Cette version défectueuse du livre blanc a été reproduite en entier dans le Devoir du lendemain, 2 avril. À un détail près, on y retrouve effectivement la phrase citée par Johnson : « L’anglais prédomine nettement dans les communications générales de travail : 82 % du total des communications se font en anglais dans l’ensemble du Québec, 84 % [sic : 85 % selon la citation de Johnson] à Montréal et 70 % en province. »

Dans le Devoir du 4 avril 1977, Claude Ryan n’avait pas manqué de pointer du doigt cette même phrase pour mieux accuser, comme l’a fait Johnson, le gouvernement Lévesque d’induire délibérément la population en erreur au sujet de la situation du français : « [C]ombien peut être forte chez des gouvernants qui veulent à tout prix prouver une thèse, la tentation de déformer les chiffres […] L’affirmation [dans la phrase en question] est générale. Elle est censée embrasser et résumer fidèlement l’ensemble de l’activité économique. Or, [c]es pourcentages sont même carrément faux. »

Dans son article « M. Ryan et le livre blanc sur la langue française » paru dans le Devoir du 9 avril 1977, Camille Laurin a reconnu que même si la phrase incriminée par Ryan se trouve dans une section qui concerne pour l’essentiel les comportements linguistiques des anglophones, il demeure possible de l’interpréter comme si elle s’appliquait à l’ensemble des travailleurs. Il assure que « cette ambiguïté sera corrigée dans l’édition imprimée du Livre blanc qui paraîtra bientôt ». Ce qui fut fait : voir ma citation du livre blanc dans mon article du 22 février.

La phrase incriminée est devenue aussitôt caduque.

Pourquoi M. Johnson s’entête-t-il, 40 ans plus tard, à resservir aux lecteurs du Devoir ce passage fautif d’une version antérieure du livre blanc, sans les informer de sa caducité ? Sans doute pour continuer à prétendre démontrer, comme il l’a fait dans le Devoir du 25 janvier, que le gouvernement Lévesque a voulu délibérément tromper la population sur la situation linguistique au Québec.

Cette tentative de désinformation de la part de Johnson est pourtant absurde en soi.

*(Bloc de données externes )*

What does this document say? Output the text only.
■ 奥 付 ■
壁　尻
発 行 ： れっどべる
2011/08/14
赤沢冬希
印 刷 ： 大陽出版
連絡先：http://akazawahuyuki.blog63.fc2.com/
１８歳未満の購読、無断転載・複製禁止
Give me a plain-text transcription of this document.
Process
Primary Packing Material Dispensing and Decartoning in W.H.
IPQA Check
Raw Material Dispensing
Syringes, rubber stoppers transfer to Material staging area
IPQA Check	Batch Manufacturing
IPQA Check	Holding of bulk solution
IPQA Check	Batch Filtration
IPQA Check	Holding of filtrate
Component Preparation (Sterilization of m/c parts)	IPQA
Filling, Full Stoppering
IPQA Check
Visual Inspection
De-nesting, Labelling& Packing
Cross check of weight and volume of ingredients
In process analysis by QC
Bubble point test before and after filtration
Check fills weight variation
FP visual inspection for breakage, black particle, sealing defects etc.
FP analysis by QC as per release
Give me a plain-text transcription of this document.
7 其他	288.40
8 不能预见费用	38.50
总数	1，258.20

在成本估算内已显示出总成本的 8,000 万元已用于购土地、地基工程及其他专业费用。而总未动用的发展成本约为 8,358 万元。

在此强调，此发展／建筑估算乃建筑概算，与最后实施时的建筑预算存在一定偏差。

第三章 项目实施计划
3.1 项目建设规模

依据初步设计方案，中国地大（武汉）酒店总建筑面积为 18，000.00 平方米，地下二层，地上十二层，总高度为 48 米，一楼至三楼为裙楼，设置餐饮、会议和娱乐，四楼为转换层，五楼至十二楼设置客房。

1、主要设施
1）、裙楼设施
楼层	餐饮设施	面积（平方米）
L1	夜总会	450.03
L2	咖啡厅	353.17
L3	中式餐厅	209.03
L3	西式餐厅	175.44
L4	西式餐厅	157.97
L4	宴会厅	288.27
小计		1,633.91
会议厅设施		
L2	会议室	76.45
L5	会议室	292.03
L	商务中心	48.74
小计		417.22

Sans se couvrir de ridicule, comment le gouvernement Lévesque pouvait-il sérieusement vouloir soutenir que parmi la totalité des travailleurs, 82 % des communications se font en anglais dans l’ensemble du Québec, 84 % à Montréal et 70 % en province, alors que son même livre blanc souligne avec raison que la population du Québec était, à l’époque, à 61 % unilingue française ?

La simple arithmétique d’une telle interprétation ne tient même pas l’eau. Pour que les pourcentages en cause soient de 82 % dans l’ensemble du Québec, 84 % à Montréal et 70 % en province, il aurait fallu que le Québec compte quatre travailleurs à Montréal pour un en région.

Or, Montréal représentait à la même époque moins de la moitié du Québec. Par contre, les travailleurs anglophones, auxquels renvoie explicitement la phrase corrigée dans l’édition officielle du livre blanc, s’y trouvaient bel et bien fortement concentrés.

Il faut ajouter que dans le même paragraphe du livre blanc version 1er avril 1977 qui contient la phrase incriminée par Ryan, il y a une autre erreur évidente. Il y est question de la langue de travail dans « l’industrie primaire », où le degré d’usage du français dont le texte fait ensuite état serait, toutefois, étonnamment faible.

Dans le livre blanc imprimé, il s’agit plutôt de « l’industrie secondaire », ce qui rend les pourcentages rapportés nettement plus vraisemblables. Cette seconde correction confirme que dans sa version antérieure, ce paragraphe avait été mal rédigé et qu’indépendamment de la critique de Ryan, sa révision s’imposait.

En ce qui concerne la phrase incriminée par Ryan, il s’agit donc, en somme, d’une simple erreur dans le texte du 1er avril 1977, et non d’une tentative délibérée de tromper la population. C’est à se demander comment un intellectuel de haut vol comme M. Ryan a pu s’abaisser à monter en épingle une pareille peccadille.

Quant à M. Johnson, il a induit les lecteurs du Devoir en erreur en omettant de raconter toute l’histoire concernant la phrase qu’il a, lui aussi, incriminée.